Mendeleev’s periodic table
There were only 67 elements that were known in Mendeleev’s periodic table, Mendeleev classified the elements in ascending order according to their atomic weights.
Mendeleev left gaps in his table predicting the discovery of the new elements, and he corrected the atomic weights of some elements which were estimated wrongly.
But Mendeleev had to make a disturbance in the ascending order of the atomic weights of some elements to put them in the groups that suit their properties.
Mendeleev had to deal with the isotopes of one element as different elements due to the difference in their atomic weights. So, He had to put more than one element in one cell of his table.
Moseley’s periodic table
Moseley classified the elements in ascending order according to their atomic numbers, He added the zero group which includes the inert gases to the table, and he specified a place below the table for lanthanides and actinides elements.
The modern periodic table
The elements are classified in ascending order according to their atomic numbers, and the way of filling the energy sublevels with the electrons, The number of the known elements in the modern periodic table till now is 116 elements, 92 elements are available in the Earth’s crust, while the rest are prepared artificially.
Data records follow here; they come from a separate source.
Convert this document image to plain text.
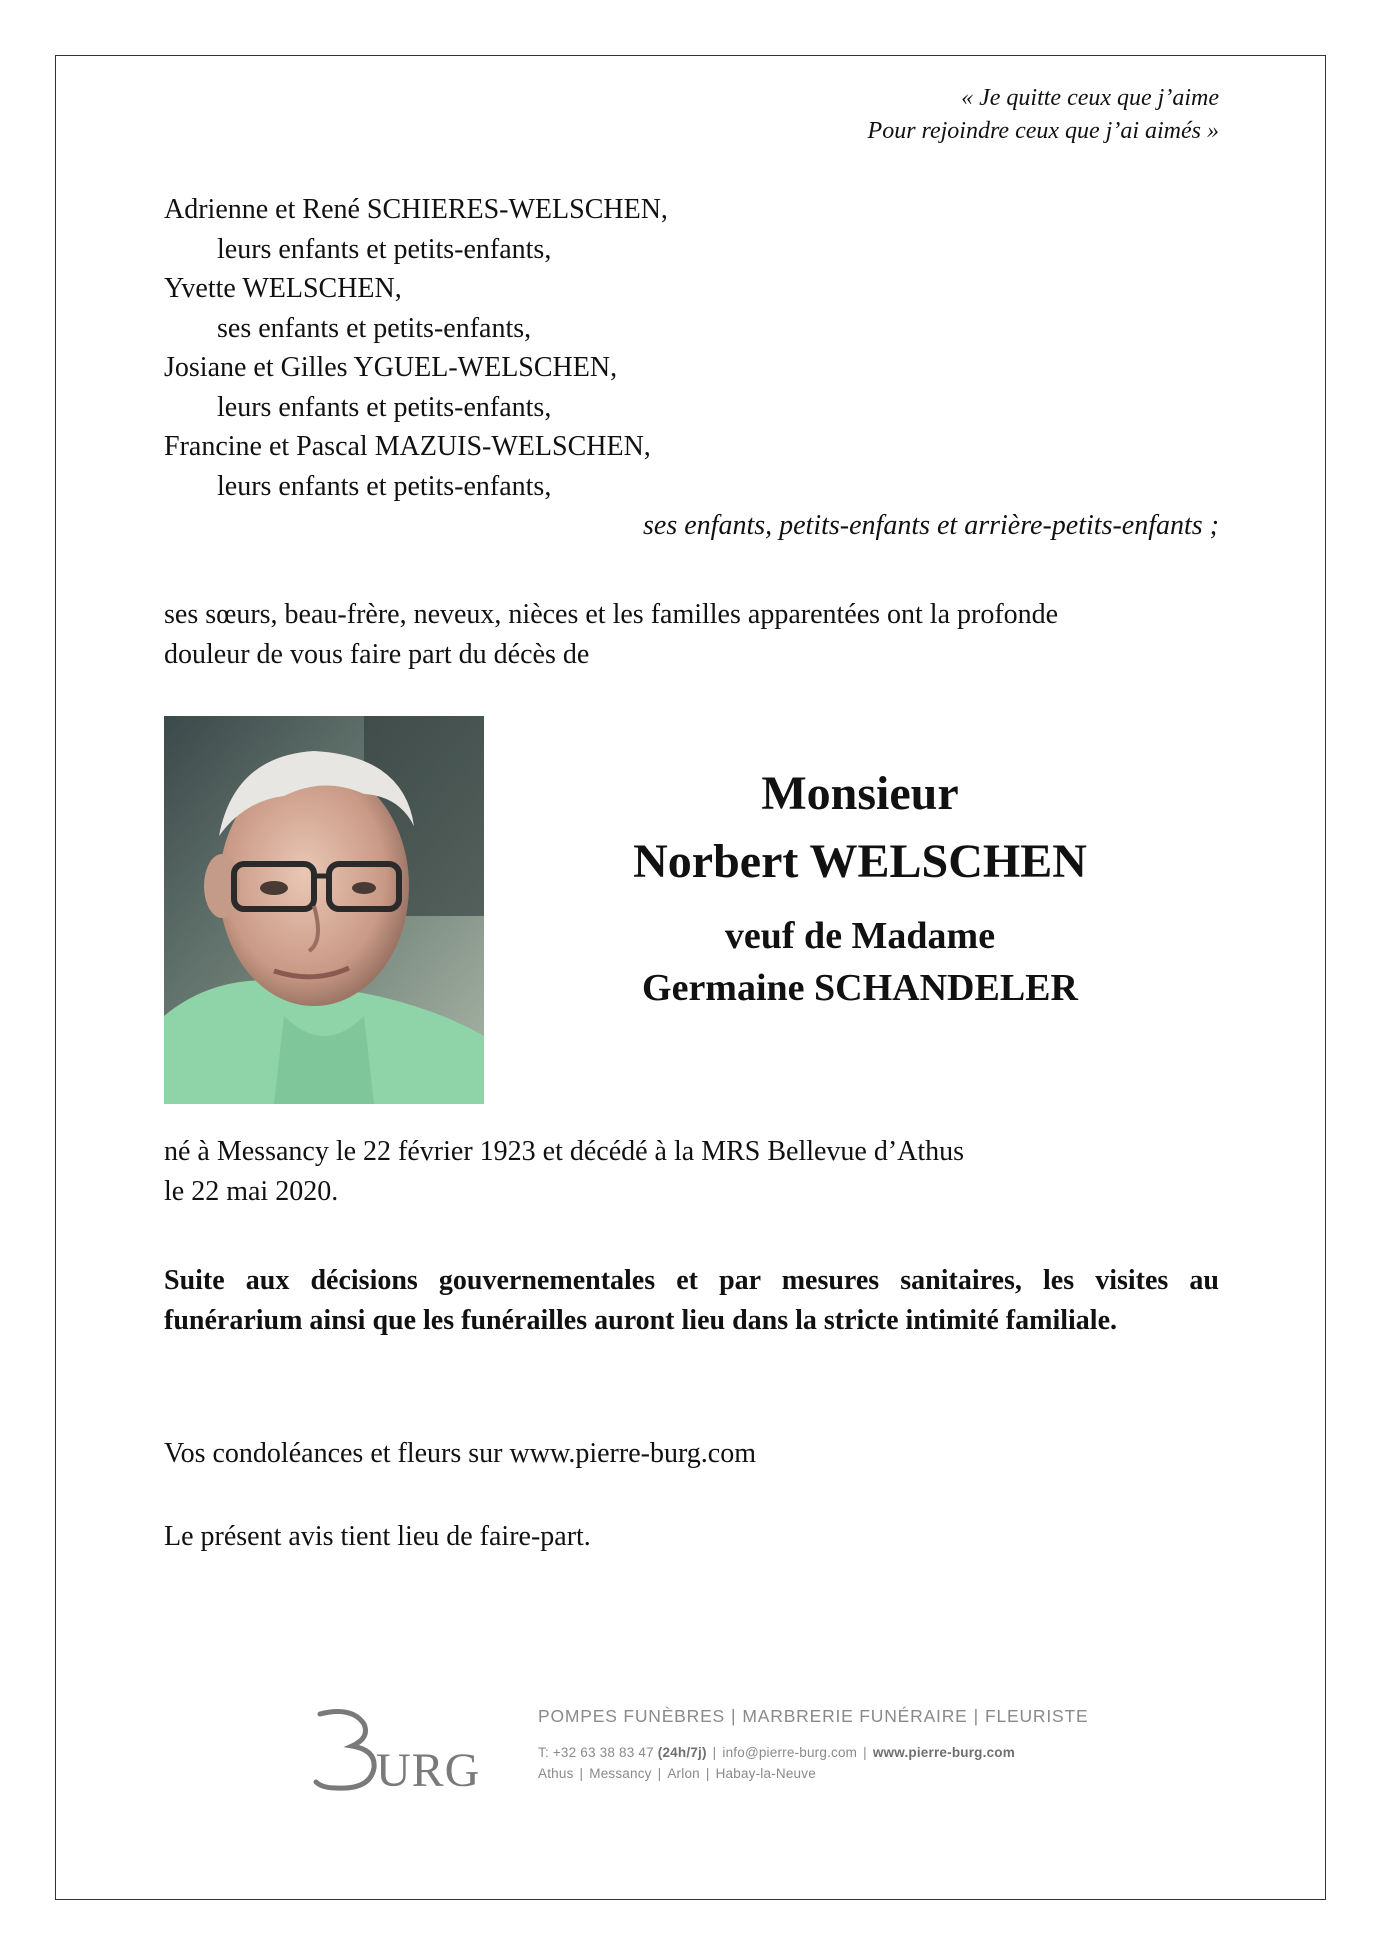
« Je quitte ceux que j’aime
Pour rejoindre ceux que j’ai aimés »
Adrienne et René SCHIERES-WELSCHEN,
leurs enfants et petits-enfants,
Yvette WELSCHEN,
ses enfants et petits-enfants,
Josiane et Gilles YGUEL-WELSCHEN,
leurs enfants et petits-enfants,
Francine et Pascal MAZUIS-WELSCHEN,
leurs enfants et petits-enfants,
ses enfants, petits-enfants et arrière-petits-enfants ;
ses sœurs, beau-frère, neveux, nièces et les familles apparentées ont la profonde
douleur de vous faire part du décès de
Monsieur
Norbert WELSCHEN
veuf de Madame
Germaine SCHANDELER
né à Messancy le 22 février 1923 et décédé à la MRS Bellevue d’Athus
le 22 mai 2020.
Suite aux décisions gouvernementales et par mesures sanitaires, les visites au funérarium ainsi que les funérailles auront lieu dans la stricte intimité familiale.
Vos condoléances et fleurs sur www.pierre-burg.com
Le présent avis tient lieu de faire-part.
URG
POMPES FUNÈBRES | MARBRERIE FUNÉRAIRE | FLEURISTE
T: +32 63 38 83 47 (24h/7j) | info@pierre-burg.com | www.pierre-burg.com
Athus | Messancy | Arlon | Habay-la-Neuve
There are 7 horizontal periods, and 16 vertical groups (18 vertical columns), and the elements are classified into 4 blocks (s, p, d, and f).
The elements of the same group are similar in the number of the electrons in outermost energy level. So, they are similar in their chemical properties, and they are different in the number of energy levels occupied by the electrons.
The elements of the same period are different in the number of the outermost electrons. So, they differ in their chemical properties. and they are similar in the number of energy levels occupied by the electrons.